The Fat Herbie Story


On a hike, a troop of scouts moves along a trail. Most of the boys can walk at a decent pace, but one scout, Herbie, is overweight and slower than the rest. Because the troop must stay together, the entire group’s pace is limited by Herbie’s speed. No matter how fast the others walk, they can’t move faster than the slowest member without leaving him behind. Goldratt uses this story to demonstrate how bottlenecks constraints determine the overall throughput of a system.


Lessons from Fat Herbie


Identify the Constraint: Just as Herbie was the slowest hiker, every process has a limiting factor that dictates overall performance.


Elevate the Constraint: By lightening Herbie’s backpack, redistributing his load, and putting him at the front of the line, the group can move faster. Similarly, in business, resources and support should be allocated to strengthen the constraint.


Synchronize the System: The troop had to adjust their formation and pace to match Herbie’s. In operations, non bottleneck steps must align with the constraint to avoid overproduction and inefficiency.


Continuous Improvement: Once the main constraint is relieved, another will emerge. The process of improvement is ongoing.


Application in Business


The Fat Herbie analogy applies directly to manufacturing, project management, and service industries: In manufacturing, the slowest machine or process step determines total output. In project management, the longest or most resource constrained task limits project completion speed. In supply chains, the weakest supplier or slowest logistics step constrains the flow of the entire supply chain.

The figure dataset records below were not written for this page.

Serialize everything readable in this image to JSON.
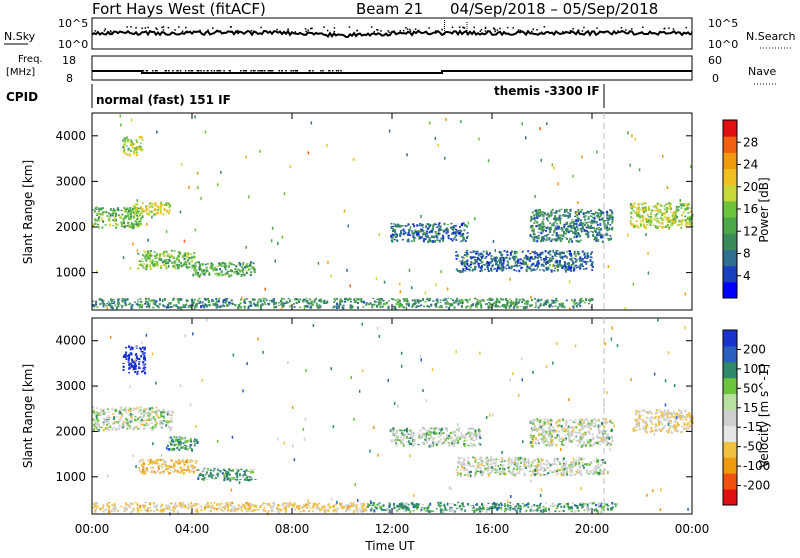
{
  "header": {
    "station": "Fort Hays West (fitACF)",
    "beam": "Beam 21",
    "date_range": "04/Sep/2018 – 05/Sep/2018"
  },
  "noise_panel": {
    "left_label": "N.Sky",
    "right_label": "N.Search",
    "left_ticks": [
      "10^5",
      "10^0"
    ],
    "right_ticks": [
      "10^5",
      "10^0"
    ]
  },
  "freq_panel": {
    "left_label_top": "Freq.",
    "left_label_bottom": "[MHz]",
    "left_ticks": [
      "18",
      "8"
    ],
    "right_label": "Nave",
    "right_ticks": [
      "60",
      "0"
    ]
  },
  "cpid_panel": {
    "label": "CPID",
    "mode_left": "normal (fast) 151 IF",
    "mode_right": "themis -3300 IF"
  },
  "time_axis": {
    "label": "Time UT",
    "ticks": [
      "00:00",
      "04:00",
      "08:00",
      "12:00",
      "16:00",
      "20:00",
      "00:00"
    ]
  },
  "range_axis": {
    "label": "Slant Range [km]",
    "ticks": [
      "1000",
      "2000",
      "3000",
      "4000"
    ]
  },
  "colors": {
    "power_scale": [
      "#0000ff",
      "#1a3fbf",
      "#2f6f8f",
      "#3b8a5a",
      "#4aa84a",
      "#6cc33c",
      "#c8d83a",
      "#f0c020",
      "#f09a10",
      "#f06010",
      "#e01010"
    ],
    "velocity_scale": [
      "#1a33cc",
      "#2a5fbf",
      "#2f8a6a",
      "#6cc33c",
      "#b8e0a0",
      "#cfcfcf",
      "#e6e6e6",
      "#f0c040",
      "#f09a10",
      "#f05010",
      "#e01010"
    ]
  },
  "chart_data": [
    {
      "type": "heatmap",
      "title": "",
      "xlabel": "Time UT",
      "ylabel": "Slant Range [km]",
      "xlim": [
        0,
        24
      ],
      "ylim": [
        180,
        4500
      ],
      "colorbar": {
        "label": "Power [dB]",
        "ticks": [
          "4",
          "8",
          "12",
          "16",
          "20",
          "24",
          "28"
        ],
        "range": [
          0,
          30
        ]
      },
      "regions": [
        {
          "t": [
            0.0,
            2.0
          ],
          "r": [
            2000,
            2450
          ],
          "level": 13
        },
        {
          "t": [
            1.2,
            2.0
          ],
          "r": [
            3600,
            4000
          ],
          "level": 17
        },
        {
          "t": [
            1.6,
            3.1
          ],
          "r": [
            2300,
            2550
          ],
          "level": 18
        },
        {
          "t": [
            1.8,
            4.1
          ],
          "r": [
            1100,
            1500
          ],
          "level": 14
        },
        {
          "t": [
            4.0,
            6.5
          ],
          "r": [
            950,
            1250
          ],
          "level": 12
        },
        {
          "t": [
            0.0,
            11.0
          ],
          "r": [
            250,
            450
          ],
          "level": 9
        },
        {
          "t": [
            11.9,
            15.0
          ],
          "r": [
            1700,
            2100
          ],
          "level": 6
        },
        {
          "t": [
            14.5,
            20.0
          ],
          "r": [
            1050,
            1500
          ],
          "level": 6
        },
        {
          "t": [
            17.5,
            20.8
          ],
          "r": [
            1700,
            2400
          ],
          "level": 8
        },
        {
          "t": [
            21.5,
            24.0
          ],
          "r": [
            2000,
            2550
          ],
          "level": 17
        },
        {
          "t": [
            11.0,
            20.0
          ],
          "r": [
            250,
            450
          ],
          "level": 10
        }
      ]
    },
    {
      "type": "heatmap",
      "title": "",
      "xlabel": "Time UT",
      "ylabel": "Slant Range [km]",
      "xlim": [
        0,
        24
      ],
      "ylim": [
        180,
        4500
      ],
      "colorbar": {
        "label": "Velocity [m s^-1]",
        "ticks": [
          "200",
          "100",
          "50",
          "15",
          "-15",
          "-50",
          "-100",
          "-200"
        ]
      },
      "regions": [
        {
          "t": [
            0.0,
            3.2
          ],
          "r": [
            2050,
            2550
          ],
          "velocity": 0
        },
        {
          "t": [
            1.2,
            2.1
          ],
          "r": [
            3300,
            3900
          ],
          "velocity": 200
        },
        {
          "t": [
            1.8,
            4.2
          ],
          "r": [
            1100,
            1400
          ],
          "velocity": -60
        },
        {
          "t": [
            3.0,
            4.2
          ],
          "r": [
            1600,
            1900
          ],
          "velocity": 50
        },
        {
          "t": [
            4.2,
            6.5
          ],
          "r": [
            950,
            1200
          ],
          "velocity": 40
        },
        {
          "t": [
            0.0,
            11.0
          ],
          "r": [
            250,
            450
          ],
          "velocity": -40
        },
        {
          "t": [
            11.9,
            15.5
          ],
          "r": [
            1700,
            2100
          ],
          "velocity": 10
        },
        {
          "t": [
            14.5,
            20.5
          ],
          "r": [
            1050,
            1450
          ],
          "velocity": 0
        },
        {
          "t": [
            17.5,
            20.8
          ],
          "r": [
            1700,
            2300
          ],
          "velocity": 0
        },
        {
          "t": [
            21.6,
            24.0
          ],
          "r": [
            2000,
            2500
          ],
          "velocity": -30
        },
        {
          "t": [
            11.0,
            21.0
          ],
          "r": [
            250,
            450
          ],
          "velocity": 40
        }
      ]
    }
  ]
}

The Five Focusing Steps of TOC Goldratt formalized the approach into five steps:

  • Identify the system’s constraint.

  • Decide how to exploit the constraint.

  • Subordinate everything else to the constraint.

  • Elevate the constraint to increase its capacity.

  • If the constraint is broken, return to step 1.


    In summary, the Fat Herbie story is a simple but powerful metaphor for the Theory of Constraints. It shows that the performance of any system is dictated by its slowest or weakest part, and that improvement requires focusing on that constraint rather than optimizing everything equally.